20 32.Vorrichtung according to one of claims 30 to 31, characterized in that at least one means (145), preferably a crypto processor for encryption and / or decryption of data, evaluation results, partial results, data channels, generating random numbers, generating and / or testing a digital signature or the like is provided.

33. Device according to one of claims 30 to 32, characterized in that at least one memory (140, 143, 186), preferably for non-volatile storage of the results and / or the time course of the results and / or partial results of the method 0, object-specific data , system-specific features, references of the individual-typical features, references of physical and / or physiological parameters and / or their interrelations, references of quality features, references of the respective sensor parameters, references of cryptological methods, executable machine code or combinations thereof.
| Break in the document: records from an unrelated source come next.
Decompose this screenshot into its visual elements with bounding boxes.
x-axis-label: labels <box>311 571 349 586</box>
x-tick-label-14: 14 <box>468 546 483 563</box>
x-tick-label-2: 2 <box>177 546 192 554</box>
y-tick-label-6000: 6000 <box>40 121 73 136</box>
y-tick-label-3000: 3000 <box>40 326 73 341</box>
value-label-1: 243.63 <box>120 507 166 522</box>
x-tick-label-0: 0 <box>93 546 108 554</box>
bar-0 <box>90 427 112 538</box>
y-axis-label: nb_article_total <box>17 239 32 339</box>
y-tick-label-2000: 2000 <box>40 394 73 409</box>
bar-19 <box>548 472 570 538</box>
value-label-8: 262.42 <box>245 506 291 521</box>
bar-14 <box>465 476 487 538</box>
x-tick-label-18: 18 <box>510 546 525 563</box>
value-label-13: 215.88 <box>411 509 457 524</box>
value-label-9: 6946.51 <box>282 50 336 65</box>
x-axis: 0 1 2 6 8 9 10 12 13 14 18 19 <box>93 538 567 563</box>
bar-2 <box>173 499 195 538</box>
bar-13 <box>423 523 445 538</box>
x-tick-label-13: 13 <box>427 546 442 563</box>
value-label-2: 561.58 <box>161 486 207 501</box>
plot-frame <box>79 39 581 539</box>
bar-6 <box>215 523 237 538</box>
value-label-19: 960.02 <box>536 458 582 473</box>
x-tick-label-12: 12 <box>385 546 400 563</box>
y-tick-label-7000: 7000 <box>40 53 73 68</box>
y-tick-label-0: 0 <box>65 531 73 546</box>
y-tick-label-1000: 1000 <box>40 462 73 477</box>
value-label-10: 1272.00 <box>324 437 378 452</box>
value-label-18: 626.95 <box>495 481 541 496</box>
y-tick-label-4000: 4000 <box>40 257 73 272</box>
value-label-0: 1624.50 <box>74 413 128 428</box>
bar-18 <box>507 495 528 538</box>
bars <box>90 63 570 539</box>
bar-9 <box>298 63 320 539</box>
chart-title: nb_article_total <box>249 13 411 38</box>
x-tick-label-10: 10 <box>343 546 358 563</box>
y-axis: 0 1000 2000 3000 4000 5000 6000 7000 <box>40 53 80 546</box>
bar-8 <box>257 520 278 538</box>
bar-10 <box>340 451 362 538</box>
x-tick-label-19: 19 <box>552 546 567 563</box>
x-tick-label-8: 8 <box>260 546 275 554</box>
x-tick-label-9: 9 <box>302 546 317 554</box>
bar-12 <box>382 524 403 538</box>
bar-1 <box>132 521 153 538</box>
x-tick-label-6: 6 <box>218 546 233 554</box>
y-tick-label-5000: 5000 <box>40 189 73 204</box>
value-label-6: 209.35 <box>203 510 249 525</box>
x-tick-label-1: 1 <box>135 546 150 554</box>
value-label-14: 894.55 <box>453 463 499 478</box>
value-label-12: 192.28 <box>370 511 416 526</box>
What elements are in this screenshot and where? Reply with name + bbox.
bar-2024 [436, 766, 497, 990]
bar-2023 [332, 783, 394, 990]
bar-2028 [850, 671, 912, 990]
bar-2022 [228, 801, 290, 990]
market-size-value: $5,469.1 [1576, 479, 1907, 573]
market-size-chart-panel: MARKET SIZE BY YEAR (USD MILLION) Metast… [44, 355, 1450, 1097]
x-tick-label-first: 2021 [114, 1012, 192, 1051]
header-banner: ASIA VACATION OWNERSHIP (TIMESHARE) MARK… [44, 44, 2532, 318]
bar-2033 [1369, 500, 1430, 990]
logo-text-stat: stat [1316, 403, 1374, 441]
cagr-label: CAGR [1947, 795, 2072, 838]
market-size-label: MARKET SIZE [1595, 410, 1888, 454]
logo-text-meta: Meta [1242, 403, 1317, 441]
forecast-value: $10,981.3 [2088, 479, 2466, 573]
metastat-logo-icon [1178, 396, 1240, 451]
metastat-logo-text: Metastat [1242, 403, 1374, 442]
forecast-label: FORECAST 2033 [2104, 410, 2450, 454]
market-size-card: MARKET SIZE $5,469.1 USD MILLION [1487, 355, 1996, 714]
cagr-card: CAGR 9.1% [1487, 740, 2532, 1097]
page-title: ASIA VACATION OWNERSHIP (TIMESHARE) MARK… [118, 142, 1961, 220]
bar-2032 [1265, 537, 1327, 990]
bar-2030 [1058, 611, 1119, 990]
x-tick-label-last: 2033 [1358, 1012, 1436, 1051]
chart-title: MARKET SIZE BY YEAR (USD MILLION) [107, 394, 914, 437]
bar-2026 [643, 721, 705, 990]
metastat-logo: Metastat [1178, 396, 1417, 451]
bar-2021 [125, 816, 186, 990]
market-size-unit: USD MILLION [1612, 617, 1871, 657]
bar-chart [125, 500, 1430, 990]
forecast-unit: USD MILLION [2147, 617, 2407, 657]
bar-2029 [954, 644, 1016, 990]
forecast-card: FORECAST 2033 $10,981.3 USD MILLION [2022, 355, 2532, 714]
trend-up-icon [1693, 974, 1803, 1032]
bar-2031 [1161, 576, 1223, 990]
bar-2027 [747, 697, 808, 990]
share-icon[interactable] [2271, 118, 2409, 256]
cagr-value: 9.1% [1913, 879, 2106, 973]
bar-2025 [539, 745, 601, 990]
35 34. Device according to one of claims 30 to 33, characterized in that at least one self-test (148) and / or self-diagnosis for functional testing of the sensors, electronic circuits, electrical module connections, memory, interfaces or the like is provided, preferably in the failure of a Test function on 0 Fault program executed, alarm signaled and / or locked system or subsystem is activated. 35.Vorrichtung according to any one of claims 30 to 34, characterized in that at least one means (138) for reducing the power consumption and / or energy consumption, preferably a cycle timing and / or voltage control of the system 5 is provided, preferably permanent, periodic or timed controlled to be set for each unused system components in a power / energy saving operating mode. 36.Vorrichtung according to any one of claims 30 to 35, characterized in that at least one switch (134) is provided for switching between one or more sensor (s) between feature recording and parameter detection, wherein the switching is preferably carried out by electronic switches. 37. Device according to one of claims 30 to 36, characterized in that 5 that at least one parameter sensor (92) and / or feature sensor (91):

(a) is designed as a capacitive, optical, thermal, acousto-optic and / or preferably acoustic sensor with a plane or curved support surface (102),

(B) are arranged in a matrix-like or line-like manner on a preferably flexible common substrate and / or joined together, wherein the test object is approximately evenly covered or scanned, and / or

(c) is formed with a quenched surface and / or tempered support surface, preferably scratch-resistant and / or break-resistant.

38.Vorrichtung according to any one of claims 30 to 37, characterized in that 5 at least one controlling and / or computing unit as digital and / or analog

Calculator circuit, microcomputer, signal processor, programmable logic or the like is executed. 39. Device according to one of claims 30 to 38, characterized in that at least one energy-absorbing and / or energy-dissipating device, preferably metallizations and / or dampers for reducing the energy transfer between the system and / or system components and other devices, in particular of mechanical energy , electromagnetic energy, electric field energy and / or their

Interference is provided. 40.Vorrichtung according to any one of claims 30 to 39, characterized in that the device is a logical and / or physical component of at least one other, in particular mobile device, data carrier, electronic document, information system,

Terminal, digital card, chip card or the like, and at least one, preferably wireless interface, in particular for the transmission of energy and / or

Information is connected and / or connectable.